Gnade der Geburt
Komisch der Mensch. Obwohl unser guter Bekannter am Wochenende überraschend schnell an seinem Gehirntumor verstorben ist und auch der Tod einer alten Dame aus der Nachbarschaft heute bekannt wurde, habe ich so etwas Profanes, wie Reparatur eines Mauerpfostens in Angriff genommen. Wieder einmal eine körperliche Herausforderung. Ich liege jetzt geschafft im verspäteten Samstagsschaum.

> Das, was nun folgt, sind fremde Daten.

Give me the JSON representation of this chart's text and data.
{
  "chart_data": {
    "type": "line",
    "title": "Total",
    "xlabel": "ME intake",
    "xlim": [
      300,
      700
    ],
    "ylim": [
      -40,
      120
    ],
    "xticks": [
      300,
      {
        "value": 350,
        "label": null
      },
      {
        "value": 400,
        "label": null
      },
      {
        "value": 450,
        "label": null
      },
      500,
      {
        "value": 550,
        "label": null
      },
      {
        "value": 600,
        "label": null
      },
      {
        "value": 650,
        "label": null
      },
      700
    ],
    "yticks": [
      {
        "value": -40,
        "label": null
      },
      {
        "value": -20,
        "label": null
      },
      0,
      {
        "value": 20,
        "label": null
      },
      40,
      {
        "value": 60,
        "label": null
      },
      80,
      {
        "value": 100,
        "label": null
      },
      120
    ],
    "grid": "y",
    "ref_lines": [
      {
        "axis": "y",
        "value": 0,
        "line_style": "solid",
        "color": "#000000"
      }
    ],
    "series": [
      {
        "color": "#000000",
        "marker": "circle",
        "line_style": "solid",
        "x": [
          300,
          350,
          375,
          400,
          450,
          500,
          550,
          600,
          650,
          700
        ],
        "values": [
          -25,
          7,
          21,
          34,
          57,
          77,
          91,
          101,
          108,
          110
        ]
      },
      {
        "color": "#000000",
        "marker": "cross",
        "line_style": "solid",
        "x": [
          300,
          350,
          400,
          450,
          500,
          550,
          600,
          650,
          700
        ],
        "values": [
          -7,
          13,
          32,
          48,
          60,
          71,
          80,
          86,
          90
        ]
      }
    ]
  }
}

Draußen rattert eine Rüttelplatte. Eine stillgelegte Schule wird zur weiteren Nutzung umgebaut. Auch die eindeutigen Geräusche im Sommer aus den Nachbargärten, die Bohrmaschinen oder Kettensägen, deuten darauf hin: es geht stets voran. Es werden Pläne gemacht, Träume verwirklicht, Schnapsideen umgesetzt. Der Mensch rettet sich immer in die Zukunft. Auch bei den genannten Todesmeldungen. Es gibt nichts Endgültigeres. Trotzdem, nach einem kurzem Innehalten - weiter! Den Mauerpfosten reparieren.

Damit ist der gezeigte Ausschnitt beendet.